As with anything, the best decision to keeping or getting rid of ratings may depend on each organization’s situation. It is important to remember that whatever the appraisal system is, it serves a greater purpose. When making the decision keep in mind a few important things:

  • What are your employees’ current attitudes toward your appraisal system?
  • What are the associated costs and benefits with the possible directions you can take?
  • Do employees feel there is misalignment between how they see their performance and how evaluators feel?
  • Are high potentials being identified accurately and given the opportunities to reach higher roles?
  • Are developmental needs actually being met for the majority of the workforce?
  • Are the answers to the questions above the same for all areas of the organization?

References

Adler, S., Campion, M., Colquitt, A., Grubb, A., Murphy, K., Ollander-Krane, R., & Pulakos, E. D. (2016). Getting Rid of Performance Ratings: Genius or Folly? A Debate. Industrial and Organizational Psychology, 9(2), 219–252.

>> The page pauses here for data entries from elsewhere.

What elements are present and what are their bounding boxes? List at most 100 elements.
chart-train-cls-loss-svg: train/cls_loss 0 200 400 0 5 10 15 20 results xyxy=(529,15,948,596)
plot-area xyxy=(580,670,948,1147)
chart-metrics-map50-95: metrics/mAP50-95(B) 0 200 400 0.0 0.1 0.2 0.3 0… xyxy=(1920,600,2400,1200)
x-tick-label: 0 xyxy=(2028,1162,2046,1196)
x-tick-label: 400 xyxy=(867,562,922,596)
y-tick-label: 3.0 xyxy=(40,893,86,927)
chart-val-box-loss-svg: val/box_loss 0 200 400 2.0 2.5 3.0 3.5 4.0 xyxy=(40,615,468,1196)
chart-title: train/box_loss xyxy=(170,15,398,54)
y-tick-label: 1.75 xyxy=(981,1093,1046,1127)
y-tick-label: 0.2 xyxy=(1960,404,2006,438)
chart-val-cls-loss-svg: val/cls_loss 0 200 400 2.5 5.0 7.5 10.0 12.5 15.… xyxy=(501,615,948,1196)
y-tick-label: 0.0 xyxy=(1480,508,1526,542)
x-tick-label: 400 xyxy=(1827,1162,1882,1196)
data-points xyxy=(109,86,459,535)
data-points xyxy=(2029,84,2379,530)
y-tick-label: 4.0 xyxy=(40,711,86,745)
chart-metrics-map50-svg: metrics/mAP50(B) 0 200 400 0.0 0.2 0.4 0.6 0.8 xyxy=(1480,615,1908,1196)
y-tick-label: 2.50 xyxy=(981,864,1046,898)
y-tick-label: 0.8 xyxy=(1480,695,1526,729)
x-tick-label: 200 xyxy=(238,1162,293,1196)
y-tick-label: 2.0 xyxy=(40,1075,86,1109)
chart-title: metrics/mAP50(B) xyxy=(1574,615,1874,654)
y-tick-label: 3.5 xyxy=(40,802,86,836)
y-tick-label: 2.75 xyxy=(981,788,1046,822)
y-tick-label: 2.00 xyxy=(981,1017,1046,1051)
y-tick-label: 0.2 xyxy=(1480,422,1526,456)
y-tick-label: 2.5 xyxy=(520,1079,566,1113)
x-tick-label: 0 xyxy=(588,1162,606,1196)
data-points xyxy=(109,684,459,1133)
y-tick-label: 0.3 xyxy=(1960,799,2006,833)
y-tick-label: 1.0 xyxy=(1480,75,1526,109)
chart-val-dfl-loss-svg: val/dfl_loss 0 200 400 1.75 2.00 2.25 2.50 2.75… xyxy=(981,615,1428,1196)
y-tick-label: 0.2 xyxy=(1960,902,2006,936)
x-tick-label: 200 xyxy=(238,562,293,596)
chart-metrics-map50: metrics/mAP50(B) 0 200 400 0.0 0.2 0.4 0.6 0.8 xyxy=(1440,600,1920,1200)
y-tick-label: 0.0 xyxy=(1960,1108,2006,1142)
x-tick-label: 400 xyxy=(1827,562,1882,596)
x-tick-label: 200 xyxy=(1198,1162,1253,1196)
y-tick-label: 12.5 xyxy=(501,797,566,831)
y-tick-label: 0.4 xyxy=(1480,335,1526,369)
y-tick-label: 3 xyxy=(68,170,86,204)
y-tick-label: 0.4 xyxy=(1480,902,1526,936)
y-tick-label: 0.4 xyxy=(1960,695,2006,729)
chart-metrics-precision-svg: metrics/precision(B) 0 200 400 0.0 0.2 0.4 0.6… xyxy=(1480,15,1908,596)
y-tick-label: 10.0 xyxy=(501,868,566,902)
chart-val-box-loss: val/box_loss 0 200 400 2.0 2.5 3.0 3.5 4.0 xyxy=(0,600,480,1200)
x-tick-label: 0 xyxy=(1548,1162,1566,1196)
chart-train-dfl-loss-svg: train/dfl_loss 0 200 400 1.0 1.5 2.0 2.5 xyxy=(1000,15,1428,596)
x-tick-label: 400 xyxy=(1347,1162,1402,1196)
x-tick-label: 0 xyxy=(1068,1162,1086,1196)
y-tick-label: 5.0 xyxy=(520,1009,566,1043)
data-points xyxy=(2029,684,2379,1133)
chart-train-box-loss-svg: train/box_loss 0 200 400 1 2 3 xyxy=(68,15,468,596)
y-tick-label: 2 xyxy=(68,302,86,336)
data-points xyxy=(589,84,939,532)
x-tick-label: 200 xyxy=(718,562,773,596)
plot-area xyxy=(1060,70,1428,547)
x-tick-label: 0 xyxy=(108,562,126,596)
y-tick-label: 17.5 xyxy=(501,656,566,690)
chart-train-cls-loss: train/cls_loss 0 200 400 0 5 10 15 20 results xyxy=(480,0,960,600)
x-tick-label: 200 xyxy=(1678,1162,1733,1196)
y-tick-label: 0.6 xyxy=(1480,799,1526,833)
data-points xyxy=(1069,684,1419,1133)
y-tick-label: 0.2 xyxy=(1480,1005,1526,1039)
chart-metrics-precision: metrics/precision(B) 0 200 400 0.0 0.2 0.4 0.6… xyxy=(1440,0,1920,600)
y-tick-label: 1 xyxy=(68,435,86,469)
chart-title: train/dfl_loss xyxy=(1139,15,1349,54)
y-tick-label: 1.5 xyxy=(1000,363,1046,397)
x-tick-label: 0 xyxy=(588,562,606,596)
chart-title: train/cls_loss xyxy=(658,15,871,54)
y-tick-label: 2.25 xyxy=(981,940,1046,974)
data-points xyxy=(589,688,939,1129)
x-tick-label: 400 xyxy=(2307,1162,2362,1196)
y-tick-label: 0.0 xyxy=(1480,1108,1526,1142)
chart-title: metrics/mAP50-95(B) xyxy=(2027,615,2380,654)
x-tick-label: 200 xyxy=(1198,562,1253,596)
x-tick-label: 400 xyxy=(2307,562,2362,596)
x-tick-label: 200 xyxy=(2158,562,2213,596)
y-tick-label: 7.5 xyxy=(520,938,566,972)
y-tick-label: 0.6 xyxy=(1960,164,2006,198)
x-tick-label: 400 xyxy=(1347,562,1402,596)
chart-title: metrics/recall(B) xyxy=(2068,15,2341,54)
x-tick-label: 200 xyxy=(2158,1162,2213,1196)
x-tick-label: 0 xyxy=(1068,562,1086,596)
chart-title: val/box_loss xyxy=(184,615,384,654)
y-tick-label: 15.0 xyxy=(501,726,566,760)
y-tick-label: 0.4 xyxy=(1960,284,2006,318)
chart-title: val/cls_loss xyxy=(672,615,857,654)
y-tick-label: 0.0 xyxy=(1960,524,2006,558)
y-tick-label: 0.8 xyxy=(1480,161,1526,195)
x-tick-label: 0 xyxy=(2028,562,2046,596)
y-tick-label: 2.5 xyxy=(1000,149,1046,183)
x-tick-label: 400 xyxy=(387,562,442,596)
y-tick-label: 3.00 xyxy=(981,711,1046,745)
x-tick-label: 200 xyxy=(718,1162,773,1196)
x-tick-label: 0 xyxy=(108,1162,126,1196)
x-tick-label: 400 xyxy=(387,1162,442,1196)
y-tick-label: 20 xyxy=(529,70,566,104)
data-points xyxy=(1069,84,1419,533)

Agovino, T. (2023, March 15). The Performance Review Problem. SHRM.

Bascal & Associates. (2018). Narrative Method For Tracking and Documenting Employee Contributions. The Performance Management and Appraisal Resource Center.

Brockner, J., & Wiesenfeld, B. M. (1996). An integrative framework for explaining reactions to decisions: Interactive effects of outcomes and procedures. Psychological Bulletin, 120(2), 189–208.

Campbell, K. (2023, July 27). Types of performance review biases & how to avoid them. Culture Amp.

Cox, E. (2019). Characteristics of Behavior Rating Scales: Revisited. Masters Theses & Specialist Projects.

Croswell, L. (2023, April 12). Why you should separate performance measurement and development. Culture Amp.

Goler, L., Gale, J., & Grant, A. (2016, November). Let’s Not Kill Performance Evaluations Yet. Harvard Business Review.

Scullen, S. E., Mount, M. K., & Goff, M. (2000). Understanding the latent structure of job performance ratings. Journal of Applied Psychology, 85(6), 956–970.

Sutton, R. & Wigert, B. (2019, May 6). More Harm Than Good: The Truth About Performance Reviews. Gallup.

Wigert, B. & Mann, A. (2017, September 25). Give Performance Reviews That Actually Inspire Employees. Gallup.